Le explicamos que papá también los tuvo que usar cuando tenía su edad, le mostramos fotos y eso lo entusiasmó. Su cara cuando se los probó por primera vez fue de sorpresa y de risa. Por fin estaba viendo el mundo tal cual es, con todos sus matices y formas. Y algo de eso le causó gracia. «Ahora puedo ver mejor los agujeritos que se te hacen en los cachetes cuando te reís y las letras que la señorita escribe en el pizarrón».
Al principio sufrí por él, pensando que se iba a sentir incómodo o con vergüenza. Pero eso es apropiarme de su historia. Esta es su historia, no la mía, y su modo de vivirla es mucho más fresca y espontánea de la que creí. Así son ellos, tanto más fáciles y simples, sin ideas extrañas ni pensamientos negativos y enroscados. Tanto más piolas que nosotros, los grandes. La rebeldía le duró dos días y de a poco se va dando cuenta de que ese par de anteojos no es su enemigo, no llegó para complicarle sus días, sino para volverlos más lindos, claros y luminosos.

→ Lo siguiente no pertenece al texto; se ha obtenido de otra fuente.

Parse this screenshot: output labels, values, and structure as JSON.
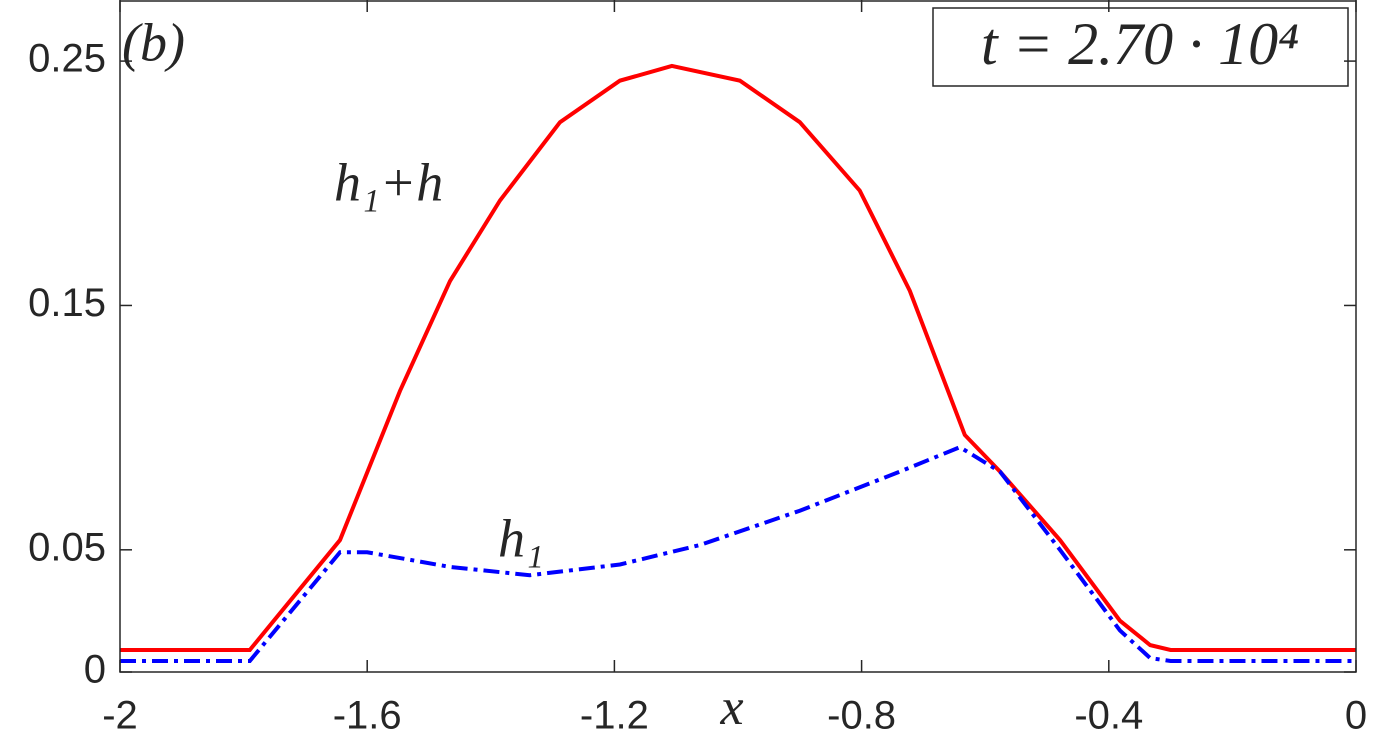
{
  "chart_data": {
    "type": "line",
    "xlabel": "x",
    "xlim": [
      -2,
      0
    ],
    "xticks": [
      -2,
      -1.6,
      -1.2,
      -0.8,
      -0.4,
      0
    ],
    "ylim": [
      0,
      0.275
    ],
    "yticks": [
      0,
      0.05,
      0.15,
      0.25
    ],
    "grid": false,
    "annotations": [
      "(b)",
      "h₁+h",
      "h₁",
      "t = 2.70 · 10⁴"
    ],
    "series": [
      {
        "name": "h₁+h",
        "color": "#ff0000",
        "style": "solid",
        "x": [
          -2,
          -1.79,
          -1.644,
          -1.547,
          -1.466,
          -1.385,
          -1.288,
          -1.191,
          -1.107,
          -0.997,
          -0.9,
          -0.803,
          -0.722,
          -0.633,
          -0.576,
          -0.479,
          -0.382,
          -0.333,
          -0.3,
          0
        ],
        "values": [
          0.009,
          0.009,
          0.054,
          0.115,
          0.16,
          0.193,
          0.225,
          0.242,
          0.248,
          0.242,
          0.225,
          0.197,
          0.156,
          0.097,
          0.082,
          0.054,
          0.021,
          0.011,
          0.009,
          0.009
        ]
      },
      {
        "name": "h₁",
        "color": "#0000ff",
        "style": "dashdot",
        "x": [
          -2,
          -1.79,
          -1.644,
          -1.6,
          -1.466,
          -1.337,
          -1.191,
          -1.061,
          -0.9,
          -0.738,
          -0.641,
          -0.576,
          -0.479,
          -0.382,
          -0.333,
          -0.3,
          0
        ],
        "values": [
          0.0045,
          0.0045,
          0.049,
          0.049,
          0.043,
          0.0396,
          0.044,
          0.052,
          0.066,
          0.082,
          0.092,
          0.082,
          0.05,
          0.017,
          0.0057,
          0.0045,
          0.0045
        ]
      }
    ]
  }
}
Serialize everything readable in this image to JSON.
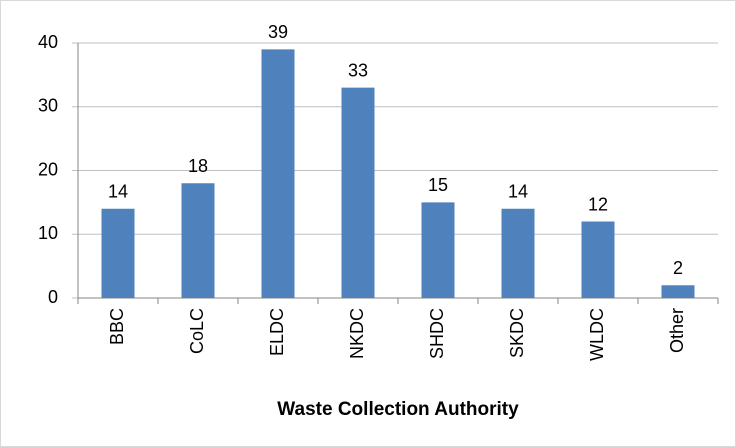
{
  "chart_data": {
    "type": "bar",
    "x_label": "Waste Collection Authority",
    "categories": [
      "BBC",
      "CoLC",
      "ELDC",
      "NKDC",
      "SHDC",
      "SKDC",
      "WLDC",
      "Other"
    ],
    "values": [
      14,
      18,
      39,
      33,
      15,
      14,
      12,
      2
    ],
    "color": "#4f81bd",
    "ylim": [
      0,
      40
    ],
    "yticks": [
      0,
      10,
      20,
      30,
      40
    ],
    "grid": true
  }
}
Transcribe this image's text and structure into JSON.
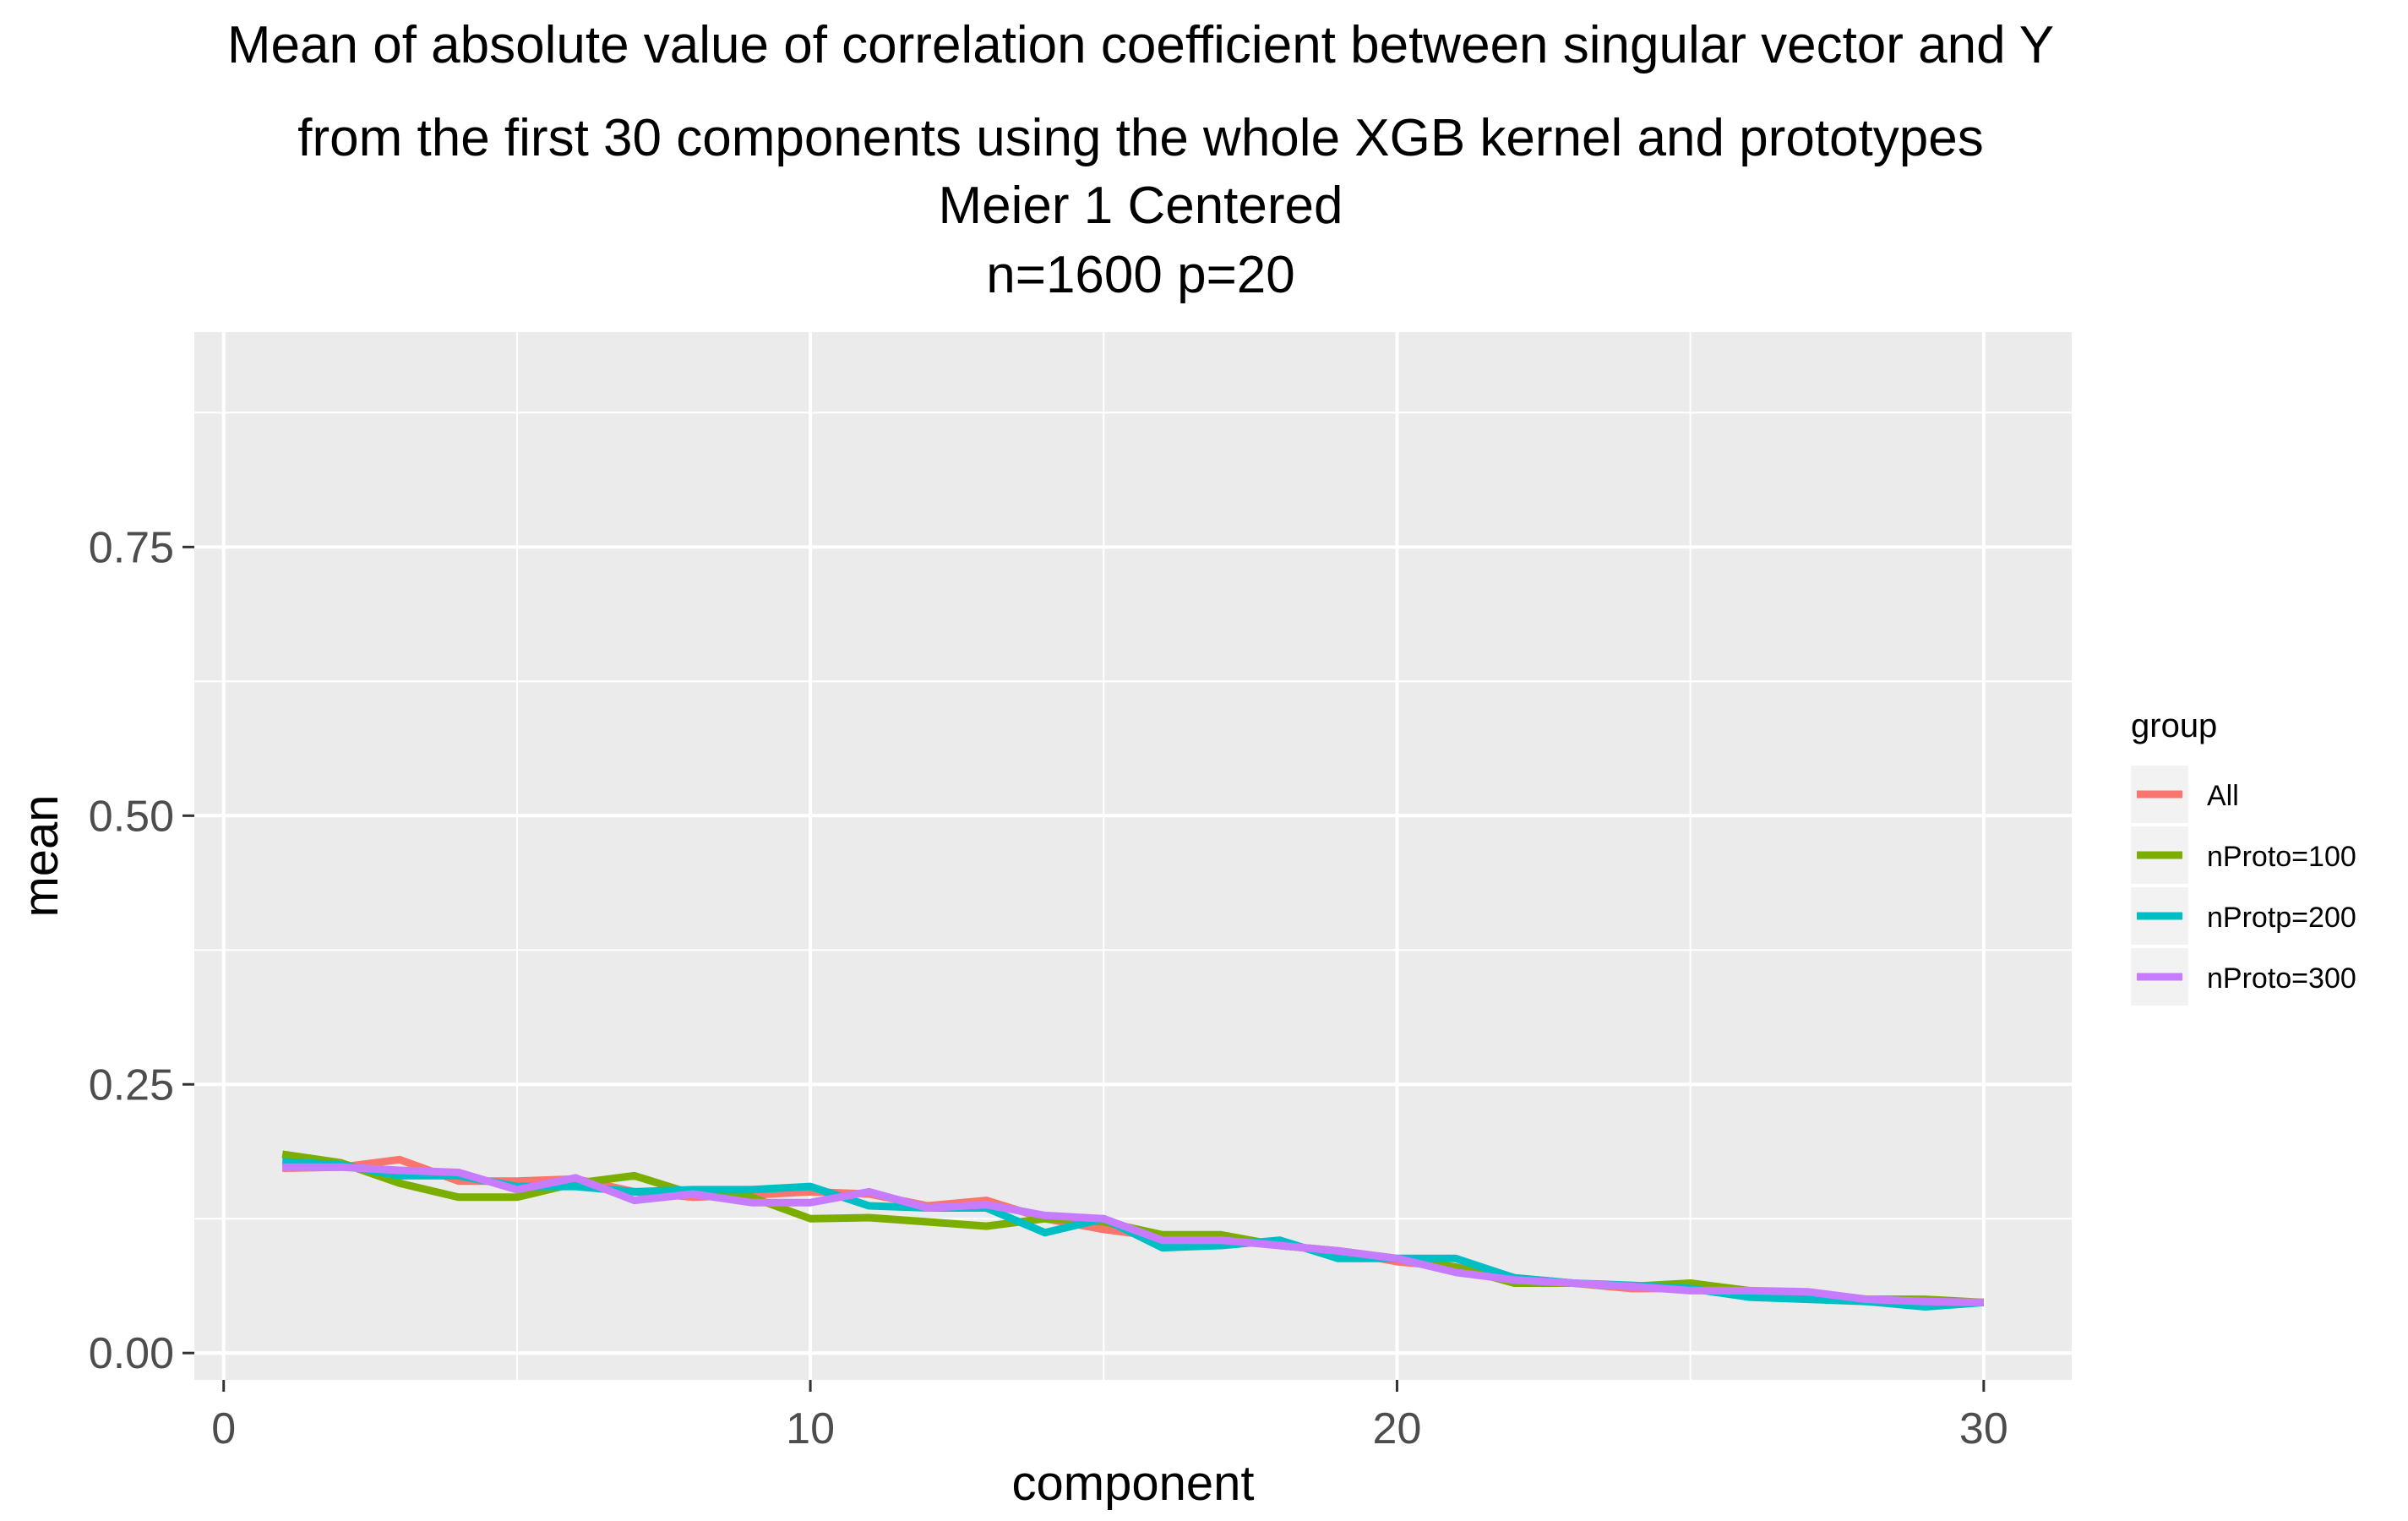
{
  "title_lines": [
    "Mean of absolute value of correlation coefficient between singular vector and Y",
    "from the first 30 components using the whole XGB kernel and prototypes",
    "Meier 1 Centered",
    "n=1600 p=20"
  ],
  "chart_data": {
    "type": "line",
    "xlabel": "component",
    "ylabel": "mean",
    "xlim": [
      -0.5,
      31.5
    ],
    "ylim": [
      -0.025,
      0.95
    ],
    "x_ticks": [
      0,
      10,
      20,
      30
    ],
    "x_tick_labels": [
      "0",
      "10",
      "20",
      "30"
    ],
    "y_ticks": [
      0.0,
      0.25,
      0.5,
      0.75
    ],
    "y_tick_labels": [
      "0.00",
      "0.25",
      "0.50",
      "0.75"
    ],
    "grid": true,
    "legend_title": "group",
    "legend_position": "right",
    "x": [
      1,
      2,
      3,
      4,
      5,
      6,
      7,
      8,
      9,
      10,
      11,
      12,
      13,
      14,
      15,
      16,
      17,
      18,
      19,
      20,
      21,
      22,
      23,
      24,
      25,
      26,
      27,
      28,
      29,
      30
    ],
    "series": [
      {
        "name": "All",
        "color": "#F8766D",
        "values": [
          0.172,
          0.173,
          0.18,
          0.16,
          0.16,
          0.162,
          0.15,
          0.145,
          0.147,
          0.15,
          0.148,
          0.137,
          0.142,
          0.125,
          0.115,
          0.108,
          0.107,
          0.1,
          0.095,
          0.085,
          0.08,
          0.07,
          0.065,
          0.06,
          0.06,
          0.055,
          0.055,
          0.05,
          0.048,
          0.047
        ]
      },
      {
        "name": "nProto=100",
        "color": "#7CAE00",
        "values": [
          0.185,
          0.177,
          0.158,
          0.145,
          0.145,
          0.158,
          0.165,
          0.148,
          0.145,
          0.125,
          0.126,
          0.122,
          0.118,
          0.125,
          0.122,
          0.11,
          0.11,
          0.1,
          0.095,
          0.088,
          0.08,
          0.065,
          0.065,
          0.062,
          0.065,
          0.058,
          0.055,
          0.05,
          0.05,
          0.047
        ]
      },
      {
        "name": "nProtp=200",
        "color": "#00BFC4",
        "values": [
          0.178,
          0.175,
          0.165,
          0.165,
          0.155,
          0.155,
          0.15,
          0.152,
          0.152,
          0.155,
          0.137,
          0.135,
          0.135,
          0.112,
          0.125,
          0.098,
          0.1,
          0.105,
          0.088,
          0.088,
          0.088,
          0.07,
          0.065,
          0.063,
          0.06,
          0.052,
          0.05,
          0.048,
          0.043,
          0.047
        ]
      },
      {
        "name": "nProto=300",
        "color": "#C77CFF",
        "values": [
          0.173,
          0.173,
          0.17,
          0.168,
          0.152,
          0.163,
          0.142,
          0.148,
          0.14,
          0.14,
          0.15,
          0.135,
          0.138,
          0.128,
          0.125,
          0.105,
          0.105,
          0.1,
          0.095,
          0.088,
          0.075,
          0.068,
          0.065,
          0.062,
          0.058,
          0.058,
          0.057,
          0.05,
          0.048,
          0.047
        ]
      }
    ]
  }
}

¿Son mágicos? Dudé al contestar, pero al final elegí seguir su historia de fantasía. Si él quiere pensar que sus anteojos son mágicos porque cada vez que se los pone el mundo parece más lindo y las personas más buenas, ¿porqué romperle la ilusión? Me encantaría tener unos anteojos así, como los de él, que con su magia todo alrededor se transforme en algo mejor. «Depende del cristal con que se mire», se suele decir. Los suyos hacen magia y está bien, nunca viene mal un poco de fantasía para cortar con tanta realidad.